1. M. A... C..., agent de constatation principal de première classe des douanes affecté à la direction régionale de Saint-Laurent du Maroni, a été, par décision du 25 juin 2018 du directeur général des douanes et de droits indirects prise en application de l'article 1-3 de la loi du 13 septembre 1984 relative à la limite d'âge dans la fonction publique et le secteur public, autorisé à prolonger son activité au-delà de sa limite d'âge statutaire de 65 ans fixée au 18 novembre 2019, jusqu'au 18 juin 2021. Suite à un incident avec son supérieur hiérarchique survenu le 14 septembre 2018, il a fait l'objet, le 14 octobre suivant, d'une mesure de désarmement. Saisi au titre de la vérification de l'aptitude physique de l'intéressé, le comité médical départemental de la Guyane a émis le 11 avril 2019 l'avis que M. A... C... était inapte aux fonctions de surveillance douanière avec port d'arme. Au visa de cet avis, par une décision du 17 avril 2019, le directeur général des douanes et des droits indirects a prononcé sa mise à la retraite par limite d'âge dans un délai de trois mois à compter du jour suivant la notification de cette décision.

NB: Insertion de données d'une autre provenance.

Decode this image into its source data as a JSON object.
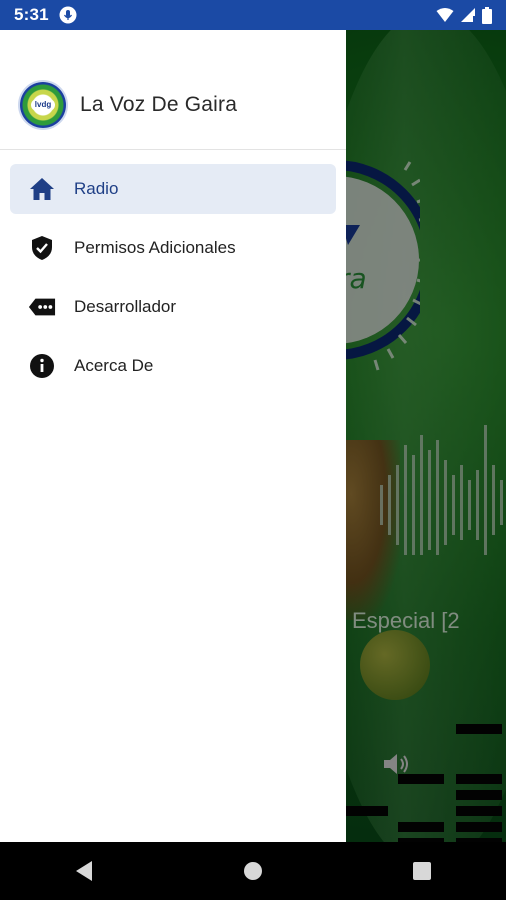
{
  "status_bar": {
    "time": "5:31",
    "icons": [
      "mic-icon",
      "wifi-icon",
      "signal-icon",
      "battery-icon"
    ]
  },
  "drawer": {
    "app_name": "La Voz De Gaira",
    "logo_text": "lvdg",
    "items": [
      {
        "label": "Radio",
        "icon": "home-icon",
        "active": true
      },
      {
        "label": "Permisos Adicionales",
        "icon": "shield-check-icon",
        "active": false
      },
      {
        "label": "Desarrollador",
        "icon": "tag-dots-icon",
        "active": false
      },
      {
        "label": "Acerca De",
        "icon": "info-icon",
        "active": false
      }
    ]
  },
  "background_app": {
    "track_title": "Especial [2",
    "icons": [
      "volume-icon"
    ]
  },
  "nav_bar": {
    "buttons": [
      "back-icon",
      "home-circle-icon",
      "recents-icon"
    ]
  },
  "colors": {
    "status_bar": "#1b4aa5",
    "active_item_bg": "#e5ebf5",
    "active_text": "#1f3f86",
    "icon_active": "#1f3f86",
    "icon_default": "#111111"
  }
}
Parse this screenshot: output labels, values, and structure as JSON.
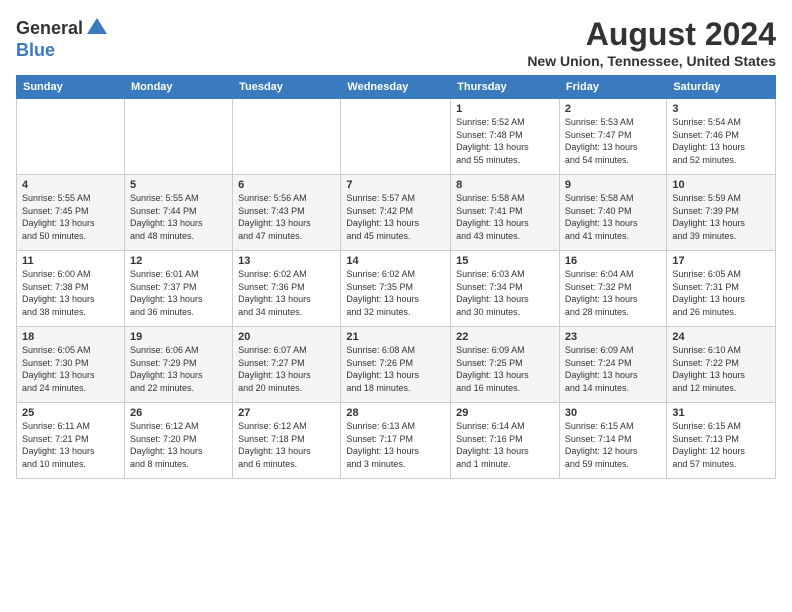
{
  "logo": {
    "general": "General",
    "blue": "Blue"
  },
  "title": "August 2024",
  "subtitle": "New Union, Tennessee, United States",
  "weekdays": [
    "Sunday",
    "Monday",
    "Tuesday",
    "Wednesday",
    "Thursday",
    "Friday",
    "Saturday"
  ],
  "weeks": [
    [
      {
        "day": "",
        "info": ""
      },
      {
        "day": "",
        "info": ""
      },
      {
        "day": "",
        "info": ""
      },
      {
        "day": "",
        "info": ""
      },
      {
        "day": "1",
        "info": "Sunrise: 5:52 AM\nSunset: 7:48 PM\nDaylight: 13 hours\nand 55 minutes."
      },
      {
        "day": "2",
        "info": "Sunrise: 5:53 AM\nSunset: 7:47 PM\nDaylight: 13 hours\nand 54 minutes."
      },
      {
        "day": "3",
        "info": "Sunrise: 5:54 AM\nSunset: 7:46 PM\nDaylight: 13 hours\nand 52 minutes."
      }
    ],
    [
      {
        "day": "4",
        "info": "Sunrise: 5:55 AM\nSunset: 7:45 PM\nDaylight: 13 hours\nand 50 minutes."
      },
      {
        "day": "5",
        "info": "Sunrise: 5:55 AM\nSunset: 7:44 PM\nDaylight: 13 hours\nand 48 minutes."
      },
      {
        "day": "6",
        "info": "Sunrise: 5:56 AM\nSunset: 7:43 PM\nDaylight: 13 hours\nand 47 minutes."
      },
      {
        "day": "7",
        "info": "Sunrise: 5:57 AM\nSunset: 7:42 PM\nDaylight: 13 hours\nand 45 minutes."
      },
      {
        "day": "8",
        "info": "Sunrise: 5:58 AM\nSunset: 7:41 PM\nDaylight: 13 hours\nand 43 minutes."
      },
      {
        "day": "9",
        "info": "Sunrise: 5:58 AM\nSunset: 7:40 PM\nDaylight: 13 hours\nand 41 minutes."
      },
      {
        "day": "10",
        "info": "Sunrise: 5:59 AM\nSunset: 7:39 PM\nDaylight: 13 hours\nand 39 minutes."
      }
    ],
    [
      {
        "day": "11",
        "info": "Sunrise: 6:00 AM\nSunset: 7:38 PM\nDaylight: 13 hours\nand 38 minutes."
      },
      {
        "day": "12",
        "info": "Sunrise: 6:01 AM\nSunset: 7:37 PM\nDaylight: 13 hours\nand 36 minutes."
      },
      {
        "day": "13",
        "info": "Sunrise: 6:02 AM\nSunset: 7:36 PM\nDaylight: 13 hours\nand 34 minutes."
      },
      {
        "day": "14",
        "info": "Sunrise: 6:02 AM\nSunset: 7:35 PM\nDaylight: 13 hours\nand 32 minutes."
      },
      {
        "day": "15",
        "info": "Sunrise: 6:03 AM\nSunset: 7:34 PM\nDaylight: 13 hours\nand 30 minutes."
      },
      {
        "day": "16",
        "info": "Sunrise: 6:04 AM\nSunset: 7:32 PM\nDaylight: 13 hours\nand 28 minutes."
      },
      {
        "day": "17",
        "info": "Sunrise: 6:05 AM\nSunset: 7:31 PM\nDaylight: 13 hours\nand 26 minutes."
      }
    ],
    [
      {
        "day": "18",
        "info": "Sunrise: 6:05 AM\nSunset: 7:30 PM\nDaylight: 13 hours\nand 24 minutes."
      },
      {
        "day": "19",
        "info": "Sunrise: 6:06 AM\nSunset: 7:29 PM\nDaylight: 13 hours\nand 22 minutes."
      },
      {
        "day": "20",
        "info": "Sunrise: 6:07 AM\nSunset: 7:27 PM\nDaylight: 13 hours\nand 20 minutes."
      },
      {
        "day": "21",
        "info": "Sunrise: 6:08 AM\nSunset: 7:26 PM\nDaylight: 13 hours\nand 18 minutes."
      },
      {
        "day": "22",
        "info": "Sunrise: 6:09 AM\nSunset: 7:25 PM\nDaylight: 13 hours\nand 16 minutes."
      },
      {
        "day": "23",
        "info": "Sunrise: 6:09 AM\nSunset: 7:24 PM\nDaylight: 13 hours\nand 14 minutes."
      },
      {
        "day": "24",
        "info": "Sunrise: 6:10 AM\nSunset: 7:22 PM\nDaylight: 13 hours\nand 12 minutes."
      }
    ],
    [
      {
        "day": "25",
        "info": "Sunrise: 6:11 AM\nSunset: 7:21 PM\nDaylight: 13 hours\nand 10 minutes."
      },
      {
        "day": "26",
        "info": "Sunrise: 6:12 AM\nSunset: 7:20 PM\nDaylight: 13 hours\nand 8 minutes."
      },
      {
        "day": "27",
        "info": "Sunrise: 6:12 AM\nSunset: 7:18 PM\nDaylight: 13 hours\nand 6 minutes."
      },
      {
        "day": "28",
        "info": "Sunrise: 6:13 AM\nSunset: 7:17 PM\nDaylight: 13 hours\nand 3 minutes."
      },
      {
        "day": "29",
        "info": "Sunrise: 6:14 AM\nSunset: 7:16 PM\nDaylight: 13 hours\nand 1 minute."
      },
      {
        "day": "30",
        "info": "Sunrise: 6:15 AM\nSunset: 7:14 PM\nDaylight: 12 hours\nand 59 minutes."
      },
      {
        "day": "31",
        "info": "Sunrise: 6:15 AM\nSunset: 7:13 PM\nDaylight: 12 hours\nand 57 minutes."
      }
    ]
  ]
}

Puis, par un arrêté du 13 juin 2019, l'administrateur supérieur des douanes a placé M. A... C... à la retraite à compter du 3 août 2019. Par un jugement n° 1901612 du 11 mars 2021, le tribunal administratif de la Guyane a annulé comme entachée d'incompétence la décision du 17 avril 2019 et a enjoint à l'administration de réexaminer la situation de M. A... C.... En exécution de ce jugement, par une décision du 25 mai 2021, le directeur général des douanes et des droits indirects a, au vu du même avis défavorable du 11 avril 2019 du comité médical, mis fin à la prolongation de son activité à compter du 3 août 2019. M. A... C... a exercé un recours gracieux contre cette décision le 9 juillet 2021 ainsi qu'un recours indemnitaire le 22 décembre 2021 tendant au versement d'une somme de 471 034 euros en réparation des préjudices qu'il estime avoir subis. M. A... C... relève appel du jugement par lequel le tribunal administratif de la Guyane a rejeté ses demandes tendant à l'annulation de la décision du 25 mai 2021, ensemble la décision implicite de rejet de son recours gracieux, et à l'indemnisation des préjudices subis du fait de l'illégalité de ces décisions.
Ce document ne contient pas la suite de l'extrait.